L: Wes Welker; R: Danny Amendola
Living in Cincinnati, people just assume I’m a Bengals fan. I’m generally slow to reveal I’m actually a Patriots fan because they’ve apparently become the NY Yankees of football. Usually I get some response about Brady being a prima donna or Belichick being Darth Vader or how sick everyone is of them winning. So it’s been rather fun for me since Wes Welker signed with Denver. Now all I get is, “What are you going to do without Welker?”
I’m going to pray every day for the health and safety of Danny Amendola.
I know that Welker and Amendola are different receivers with different skill sets, but Amendola has the potential to make as many catches and be as productive as Welker (maybe even by stretching the field a little more and leaving the middle for Hernandez and Gronk). But only if he can stay healthy. And that’s a big IF.
What I Like About Welker
Welker has been durable and consistent. Even with his knee injury he barely missed any time. He’s never played less than 14 games in a season with New England and has averaged around 115 catches for 1,250 yards each season. (And many of those catches came on critical third down conversions.)
Plus, he performed well as a punt returner. Though his production waned a bit in the last two seasons, he was a true threat for several years.
I don’t know if the Pats offensive scheme led to Welker’s success, but I do know that the combination of Welker and the offensive game plan created an absolute superstar as far as the numbers are concerned. Welker was never a high profile personality, but his body of work over the last five years is pretty much unparalleled.
What I Don’t Like About Welker
Granted, this was a very difficult catch, but it’s one that needs to be made. This is where the big money is earned. Here’s Welker’s quote regarding the drop, “It comes to the biggest moment of my life, and [I] don’t come up with it.”
This could very well be why the Patriots felt Welker’s market value was a tad too high. Now I know mistakes should be forgiven (even Bill Buckner finally got off the hook in 2004), but then couple that drop with the third quarter drop against Baltimore in the AFC Championship game and I’m starting to wonder if Welker can make the big play when the pressure is on.

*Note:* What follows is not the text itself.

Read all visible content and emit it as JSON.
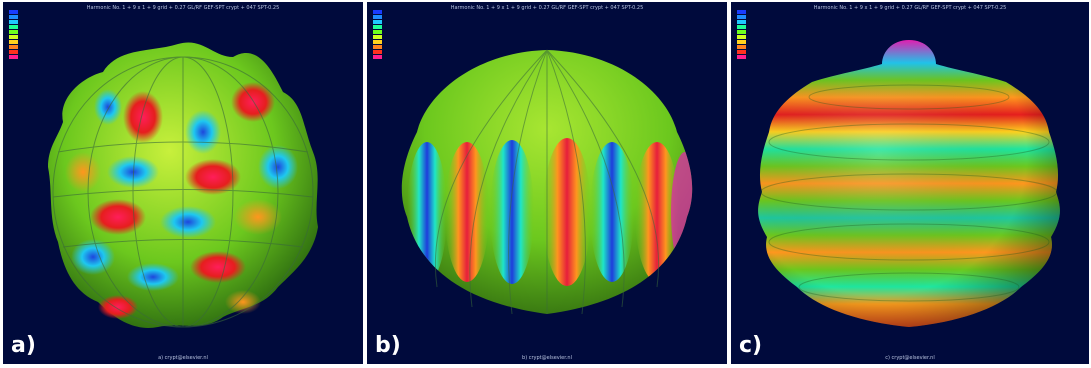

I couldn’t find a video of this drop, so here’s a recap from ESPN.
Welker drop a turning point: In terms of a turning point in the game, a Wes Welker dropped pass early in the third quarter was when the Patriots’ fortunes turned in the wrong direction. The Patriots led 13-7 and had advanced to the Ravens’ 34, facing a third-and-8 when Welker couldn’t corral a pass close to the first-down marker. The Ravens scored a touchdown on their next possession and never trailed again.
While this catch didn’t actually cost New England the game (Brady has repeatedly shown he can’t handle the Ravens D), it certainly shifted the momentum of the game. I distinctly remember commenting that “it was all downhill from here” for the Pats after the Welker drop. (I was immediately pooh-poohed, but as more often than not, I was right.) I’d also like to point out that the pass hit him directly in the hands.
So How Do I Feel About Losing Welker?
How many Superbowls has Welker helped the Patriots win?
You can be a regular season stud, but if you’re not going to perform when the pressure is on, maybe it’s time to move on. I know two non-catches shouldn’t offset Welker’s entire body of work, but in the NFL, one play can make a career. Welker could have one SB ring (maybe two) had he come up with the catches, but today he remains ringless.
Look at Joe Flacco. Very, very pedestrian in the regular season. Then one – that’s ONE – brilliant postseason and he signs a $20 million a year deal.
It’s all in when you make the plays.